If you want your product or service to go viral, make it awesome. The best advertising is a truly awesome, transformative product or service. If you suck, social media will make you suck louder. If you’re amazing, social media will show more and more people how amazing what you’re doing is.
Teach us something we don’t know about internet marketing, social media ads, fundraising, volunteering, yoga, sales funnels etc.
Alex Abell: Did you know that 80% of employees reported not eating lunch at all or eating lunch at their desk in 2018? It’s a crazy figure and we think our app can drastically reduce it. However, Lunchpool is not just about getting people away from their desk. We have seen a lot of research in social network analysis and network weaving that shows how success is directly tied to your networking abilities. We want to unlock that hidden power within people. You don’t have to use our app to do it, you can go start asking folks to lunch right now.
That said, our app will make it much easier to find and connect with the right people you should know.
What do you think you do better than most people? How are you able to do it?

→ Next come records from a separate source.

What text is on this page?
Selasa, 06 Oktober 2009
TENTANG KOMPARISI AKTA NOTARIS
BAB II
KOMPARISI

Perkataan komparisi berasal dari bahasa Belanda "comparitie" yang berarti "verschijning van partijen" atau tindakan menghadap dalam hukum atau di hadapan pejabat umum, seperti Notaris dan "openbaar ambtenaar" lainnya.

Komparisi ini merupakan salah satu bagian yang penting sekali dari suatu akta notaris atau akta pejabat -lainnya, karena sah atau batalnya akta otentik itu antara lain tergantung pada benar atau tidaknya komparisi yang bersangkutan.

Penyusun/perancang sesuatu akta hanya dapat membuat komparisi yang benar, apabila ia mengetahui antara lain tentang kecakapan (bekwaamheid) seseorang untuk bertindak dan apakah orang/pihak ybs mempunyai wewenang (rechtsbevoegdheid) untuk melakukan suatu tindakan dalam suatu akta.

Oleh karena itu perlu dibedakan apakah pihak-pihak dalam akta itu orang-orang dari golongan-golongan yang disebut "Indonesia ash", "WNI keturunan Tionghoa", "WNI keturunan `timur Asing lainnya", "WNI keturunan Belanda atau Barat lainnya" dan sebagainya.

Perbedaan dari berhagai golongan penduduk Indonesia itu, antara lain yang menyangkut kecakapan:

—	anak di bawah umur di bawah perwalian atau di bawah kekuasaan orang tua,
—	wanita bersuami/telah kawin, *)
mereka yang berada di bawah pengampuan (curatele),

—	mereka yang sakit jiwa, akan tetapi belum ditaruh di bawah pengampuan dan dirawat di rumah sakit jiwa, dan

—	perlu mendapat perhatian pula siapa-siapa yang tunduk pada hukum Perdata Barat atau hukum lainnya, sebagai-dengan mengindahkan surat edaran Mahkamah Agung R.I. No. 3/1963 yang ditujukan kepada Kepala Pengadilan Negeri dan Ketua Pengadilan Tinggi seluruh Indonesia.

Alex Abell: I think we are a lot better at promoting our app in a cool, fun way. A lot of the products and services aimed at helping companies build their internal culture is pretty dull. It’s stuff that I see executives buying and their employees will never, ever use it.

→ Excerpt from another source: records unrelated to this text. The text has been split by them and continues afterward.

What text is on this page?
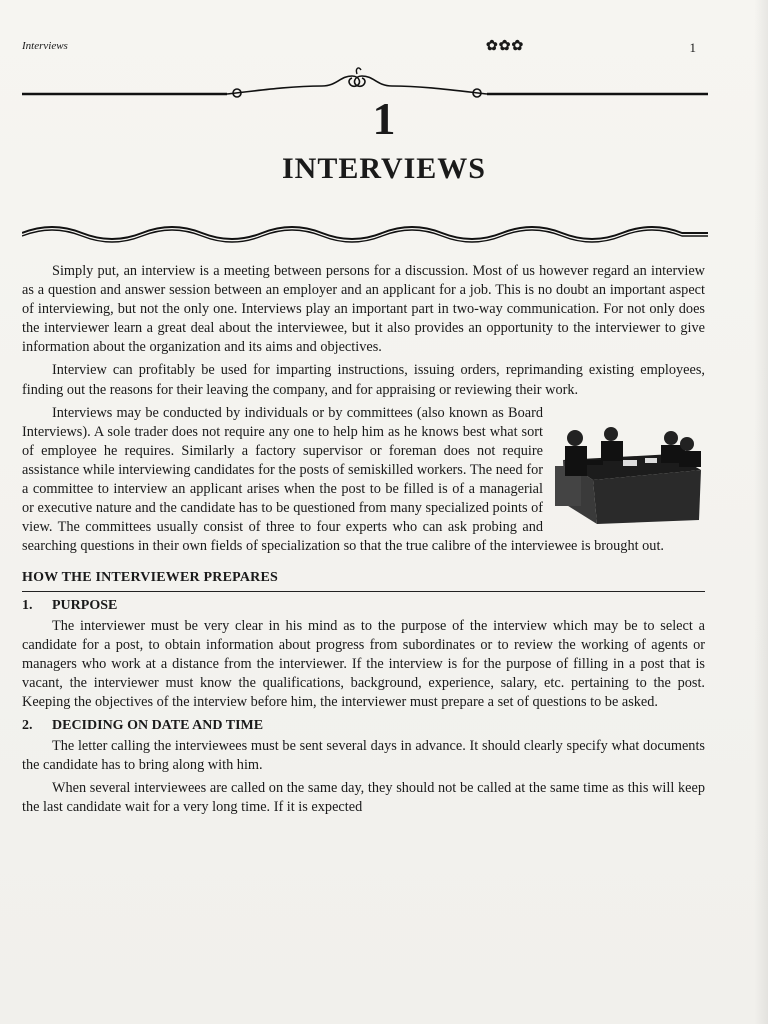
Interviews	✿✿✿	1
1
INTERVIEWS

Simply put, an interview is a meeting between persons for a discussion. Most of us however regard an interview as a question and answer session between an employer and an applicant for a job. This is no doubt an important aspect of interviewing, but not the only one. Interviews play an important part in two-way communication. For not only does the interviewer learn a great deal about the interviewee, but it also provides an opportunity to the interviewer to give information about the organization and its aims and objectives.

Interview can profitably be used for imparting instructions, issuing orders, reprimanding existing employees, finding out the reasons for their leaving the company, and for appraising or reviewing their work.

Interviews may be conducted by individuals or by committees (also known as Board Interviews). A sole trader does not require any one to help him as he knows best what sort of employee he requires. Similarly a factory supervisor or foreman does not require assistance while interviewing candidates for the posts of semiskilled workers. The need for a committee to interview an applicant arises when the post to be filled is of a managerial or executive nature and the candidate has to be questioned from many specialized points of view. The committees usually consist of three to four experts who can ask probing and searching questions in their own fields of specialization so that the true calibre of the interviewee is brought out.

HOW THE INTERVIEWER PREPARES
1. PURPOSE

The interviewer must be very clear in his mind as to the purpose of the interview which may be to select a candidate for a post, to obtain information about progress from subordinates or to review the working of agents or managers who work at a distance from the interviewer. If the interview is for the purpose of filling in a post that is vacant, the interviewer must know the qualifications, background, experience, salary, etc. pertaining to the post. Keeping the objectives of the interview before him, the interviewer must prepare a set of questions to be asked.

2. DECIDING ON DATE AND TIME

The letter calling the interviewees must be sent several days in advance. It should clearly specify what documents the candidate has to bring along with him.

When several interviewees are called on the same day, they should not be called at the same time as this will keep the last candidate wait for a very long time. If it is expected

We make every product decision around the question, “would I use this? Is this cool?”
What are some of the best books you’ve ever read?
Alex Abell: I have to go with “Never Eat Alone” by Keith Ferrazzi. It’s a powerful primer in how impactful it can be to rotate dining companions regularly. He also says some really cool stuff about giving more than you get and the law of reciprocity. When you take care of others and lift them up, you’ll always be taken care of yourself. It’s the way the universe works.
Where do you see yourself and your product in a couple years? What’s your dream?
Alex Abell: We have hopes to break out of just an HR Tech app to the Urban Tech space. We want America’s progressive cities to embrace the idea and have it available for everyone and anyone to use. In a couple of years, we’re going to see people “lunchpooling” on the regular.